Une victoire pour la biodiversité
La cour insiste par ailleurs sur l’importance de l’évaluation des effets des pesticides concernant les «espèces non ciblées, c’est-à-dire à celles qui ne sont pas visées par le produit». En début d’année, une vaste étude scientifique portant sur 471 pesticides a mis en lumière que ces derniers ont des effets négatifs sur 800 espèces qu’ils ne sont pas censés cibler (notre article).

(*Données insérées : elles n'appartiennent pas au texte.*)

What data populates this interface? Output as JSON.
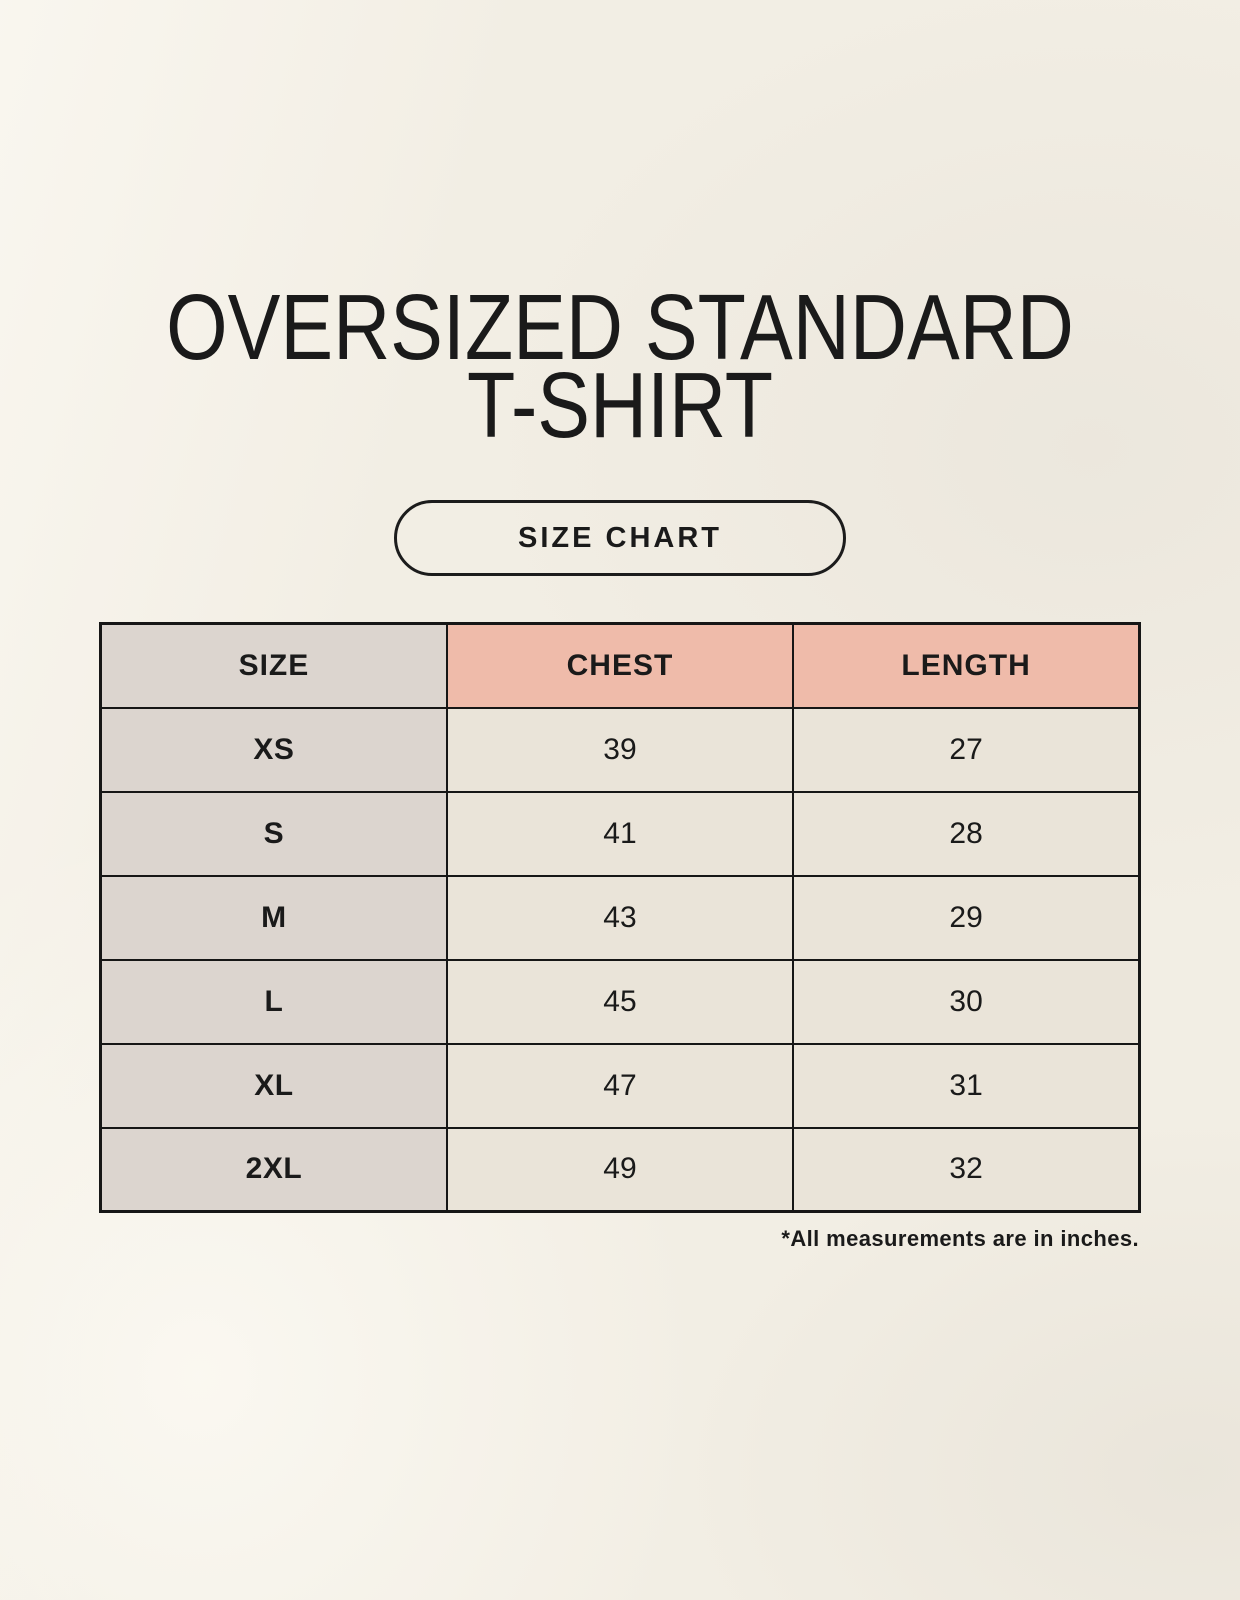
{
  "page_title": {
    "line1": "OVERSIZED STANDARD",
    "line2": "T-SHIRT"
  },
  "badge_label": "SIZE CHART",
  "footnote": "*All measurements are in inches.",
  "chart_data": {
    "type": "table",
    "title": "OVERSIZED STANDARD T-SHIRT",
    "subtitle": "SIZE CHART",
    "columns": [
      "SIZE",
      "CHEST",
      "LENGTH"
    ],
    "rows": [
      [
        "XS",
        "39",
        "27"
      ],
      [
        "S",
        "41",
        "28"
      ],
      [
        "M",
        "43",
        "29"
      ],
      [
        "L",
        "45",
        "30"
      ],
      [
        "XL",
        "47",
        "31"
      ],
      [
        "2XL",
        "49",
        "32"
      ]
    ],
    "units": "inches"
  },
  "colors": {
    "background": "#f2eee4",
    "header_accent": "#efbbaa",
    "size_column": "#dcd5cf",
    "data_cell": "#eae4d9",
    "border": "#161616",
    "text": "#1a1a1a"
  }
}
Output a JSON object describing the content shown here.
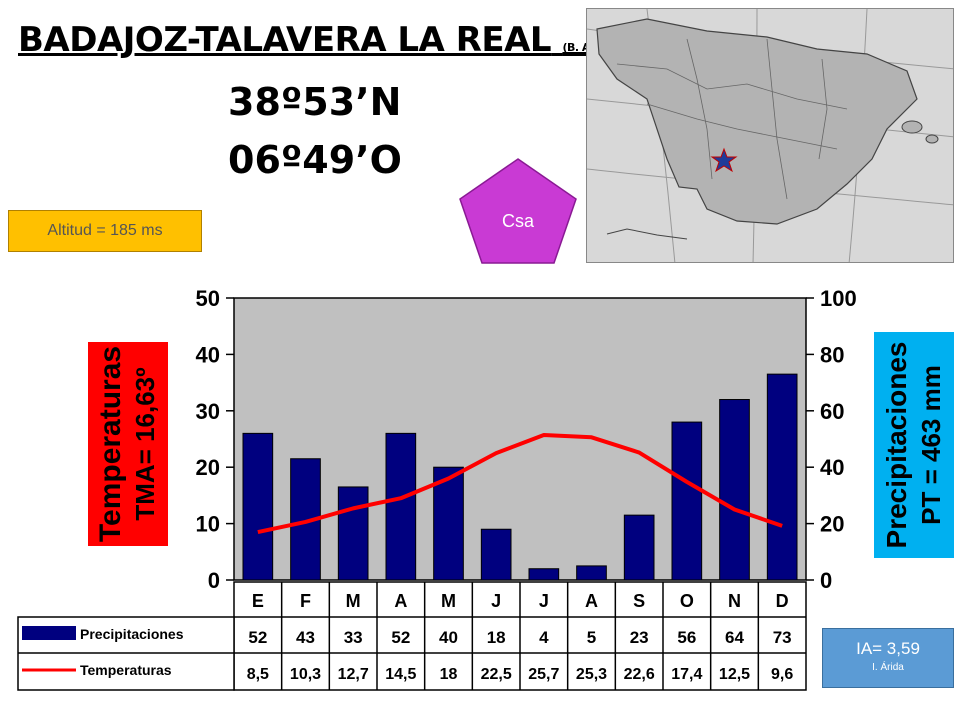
{
  "header": {
    "station": "BADAJOZ-TALAVERA LA REAL",
    "station_note": "(B. Aérea)",
    "latitude": "38º53’N",
    "longitude": "06º49’O"
  },
  "altitude_label": "Altitud = 185 ms",
  "climate_class": "Csa",
  "aridity": {
    "index": "IA= 3,59",
    "class": "I. Árida"
  },
  "map": {
    "marker_color": "#c00000",
    "marker_icon": "star-icon"
  },
  "chart_data": {
    "type": "bar",
    "categories": [
      "E",
      "F",
      "M",
      "A",
      "M",
      "J",
      "J",
      "A",
      "S",
      "O",
      "N",
      "D"
    ],
    "series": [
      {
        "name": "Precipitaciones",
        "axis": "right",
        "kind": "bar",
        "color": "#00007f",
        "values": [
          52,
          43,
          33,
          52,
          40,
          18,
          4,
          5,
          23,
          56,
          64,
          73
        ],
        "labels": [
          "52",
          "43",
          "33",
          "52",
          "40",
          "18",
          "4",
          "5",
          "23",
          "56",
          "64",
          "73"
        ]
      },
      {
        "name": "Temperaturas",
        "axis": "left",
        "kind": "line",
        "color": "#ff0000",
        "values": [
          8.5,
          10.3,
          12.7,
          14.5,
          18,
          22.5,
          25.7,
          25.3,
          22.6,
          17.4,
          12.5,
          9.6
        ],
        "labels": [
          "8,5",
          "10,3",
          "12,7",
          "14,5",
          "18",
          "22,5",
          "25,7",
          "25,3",
          "22,6",
          "17,4",
          "12,5",
          "9,6"
        ]
      }
    ],
    "left_axis": {
      "ticks": [
        "0",
        "10",
        "20",
        "30",
        "40",
        "50"
      ],
      "range": [
        0,
        50
      ]
    },
    "right_axis": {
      "ticks": [
        "0",
        "20",
        "40",
        "60",
        "80",
        "100"
      ],
      "range": [
        0,
        100
      ]
    },
    "left_title": [
      "Temperaturas",
      "TMA= 16,63º"
    ],
    "right_title": [
      "Precipitaciones",
      "PT = 463 mm"
    ],
    "left_title_bg": "#ff0000",
    "right_title_bg": "#00b0f0",
    "plot_bg": "#c0c0c0",
    "grid": true
  }
}
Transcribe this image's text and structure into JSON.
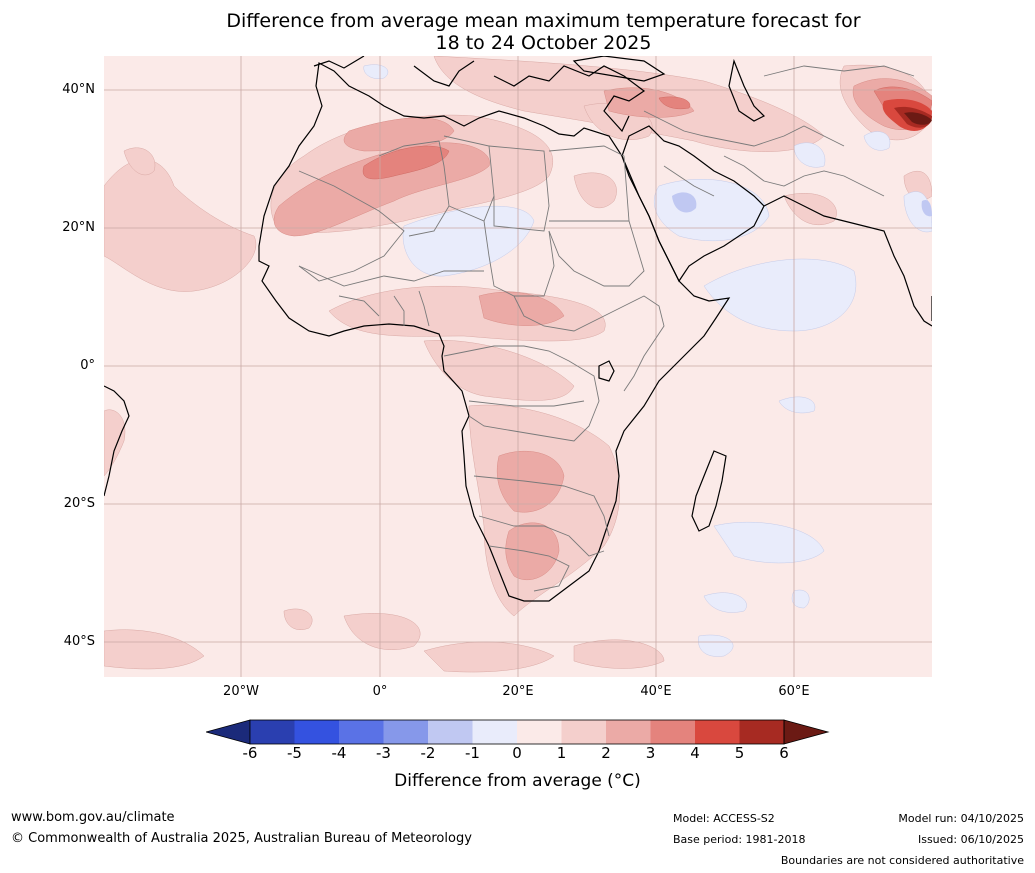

«C’est une victoire judiciaire révolutionnaire pour la biodiversité, réagit auprès de Vert Mathis Buis, chargé de campagne de Pollinis. Elle va permettre à des centaines de pesticides d’être retirés du marché ou de ne jamais y entrer.» «Ce n’est pas un recours contre les agriculteurs, précise Dorian Guinard. Il s’agit de mettre le droit français en adéquation avec celui de l’Union européenne et de replacer la science dans les discours juridiques.»
En prenant cette décision, la cour d’appel va plus loin que le tribunal administratif qui, en première instance en 2023, avait seulement «enjoint au gouvernement de prendre toutes les mesures utiles de nature à réparer le préjudice écologique» (notre article). Les associations, partiellement satisfaites, avaient alors fait appel en espérant «obliger l’État à combler les failles des méthodes d’évaluation des risques des pesticides» – ce qu’elles ont obtenu mercredi.
Les cinq associations appellent désormais le gouvernement à se plier à cette décision sans saisir la plus haute juridiction administrative, le Conseil d’État. Le ministère de la transition écologique n’a pour l’instant pas réagi à cette décision de justice et n’a pas indiqué si l’État compte se pourvoir en cassation.